Ефим Яковлевич Ярошевский

— Да, тут он тебе не сокурсник, — сказал Ленц. — И ты ему не сожитель. Но зато я ваш соучастник. А?… Фимо-за! Помиритесь и идите на пляж… Свое литературное здоровье надо беречь, а не запускать, как это делаете вы. Но не я. Черешня мне не брат, а Гриша не отец. Зато я им далекий внук. А вы — братья (по отцу). Зачем же споры?… Не надо говорить того, чего не надо говорить. Загорайте, как это делают себе все люди со здоровой психикой; и вам станет понятен весь секрет. А он в загаре. А?…

— Ре-бя-та! Купите себе сметаны — и все. Самое важное — закалка тела. Все долгожители — многоженцы, а не наоборот. Во всяком случае Томас Вулф умер не без причины. Умный писатель так вот не умрет без дела, ни с того ни с сего.

Глава 32

Вот и звездочка затеплилась наверху, вот и слава Богу. Потеплело где-то там, в вышине. Кончился этот страшный декабрь. Кончился, ушел, сгинул — с ночами, полными мрака и ветра, и грязной бахромой снега на крышах, мертвым, цепенеющим месяцем, когда еще царила зима и зимний земной шар катился с ужасом в сумеречную темноту дня, в беззвездный мрак и холод ночи, в тьму подворотен и преисподней… Вот он и кончился! Затеплилась первая звездочка — заплакала вода, ледяной свод дрогнул — потекла за ворот первая капля талой воды. Вот и звезда задрожала над миром, и глаза мои уже там, наверху… Это успокоение. Пойду к Мишелю, принесу благую весть…
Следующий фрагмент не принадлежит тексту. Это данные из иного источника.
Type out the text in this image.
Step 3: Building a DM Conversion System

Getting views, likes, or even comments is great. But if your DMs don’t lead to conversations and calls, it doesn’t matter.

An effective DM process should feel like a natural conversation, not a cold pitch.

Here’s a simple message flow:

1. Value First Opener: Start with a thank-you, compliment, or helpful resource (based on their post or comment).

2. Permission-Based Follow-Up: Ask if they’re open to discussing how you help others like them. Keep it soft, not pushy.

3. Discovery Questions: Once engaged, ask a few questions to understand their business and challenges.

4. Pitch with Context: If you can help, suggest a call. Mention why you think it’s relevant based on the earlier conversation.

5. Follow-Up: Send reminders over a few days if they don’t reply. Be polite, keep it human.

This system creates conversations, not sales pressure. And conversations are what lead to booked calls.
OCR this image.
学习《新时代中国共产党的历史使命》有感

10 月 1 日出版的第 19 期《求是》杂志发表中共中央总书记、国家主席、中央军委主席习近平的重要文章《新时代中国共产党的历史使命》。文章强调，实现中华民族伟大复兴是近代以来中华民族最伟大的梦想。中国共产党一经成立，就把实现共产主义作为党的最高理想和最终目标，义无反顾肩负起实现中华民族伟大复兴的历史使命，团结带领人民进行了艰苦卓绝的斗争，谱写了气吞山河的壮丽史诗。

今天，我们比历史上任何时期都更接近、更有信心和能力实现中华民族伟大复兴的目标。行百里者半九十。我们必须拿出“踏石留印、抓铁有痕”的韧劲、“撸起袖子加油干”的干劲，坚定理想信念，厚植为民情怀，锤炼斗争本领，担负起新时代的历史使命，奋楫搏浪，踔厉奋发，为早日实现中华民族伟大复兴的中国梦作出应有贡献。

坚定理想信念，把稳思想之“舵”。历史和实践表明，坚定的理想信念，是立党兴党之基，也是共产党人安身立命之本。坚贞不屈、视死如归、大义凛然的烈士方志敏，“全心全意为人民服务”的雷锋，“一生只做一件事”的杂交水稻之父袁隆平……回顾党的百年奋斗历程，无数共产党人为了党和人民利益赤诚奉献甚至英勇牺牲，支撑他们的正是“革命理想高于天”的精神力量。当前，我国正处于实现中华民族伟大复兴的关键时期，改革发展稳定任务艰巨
Вот уже и январь. Это конец зиме, конец… Земля повернулась. Что-то произошло. Что-то случилось в мире… И так страшно было жить в декабре. Вот он и кончился. Как-то мягче стало в небесах, что-то всхлипнуло в вышине, дрогнуло — кто-то расплакался, раскаялся… И зима отпустила город. Там, наверху, пролетело весеннее божество. Скользнула тень неземного крыла — и стало тихо в природе. И вечерние окна зажглись иначе — с надеждой… В лицо мне какнула птичка еще ледяной и горькой зеленью, но уже с первой весенней икринкой — нежной каплей тепла. Пойду, пожалуй, к Мишелю, принесу благую весть.

Пойду к телефончику, наберу пальчиком зазябшим номерок, подышу в эбонит трубочки, согрею теплым овечьим вздохом ледяной диск, затуманятся цифирки, а я все равно увижу при свете звезды, наберу номерок искомый, буду ждать ответа, топтаться в заблеванной будочке, дышать водочным перегаром, проспиртованным душком привокзального квартала, где у ханыжек из теплых мокрых ртов нестойких сигают к небу синенькие алкогольные огни. Погрею в кулачке трубку и услышу отзыв (пароль). В мокром, тающем стекле плачет, весь в кровиночках семафорных, город. И напрошусь в теплую паркетную комнату, к Мишелю… А ночью пойдет снег, первый или второй в этом году, повалит снежок, засыплет будочки и кровельки, церковки и луковки, трамвайные пути.

И из трубочки Мишель пригласит пить чай. И ведомый мокрой весенней звездой я пойду… Пойду с благой вестью.

А потом от Мишеля я позвоню Гиршойхету:

— Давай — ронять — слова… — начну я.

— У телефона? — спросит Гирш, слегка не понимая.

— «Я слово позабыл, что я хотел сказать…»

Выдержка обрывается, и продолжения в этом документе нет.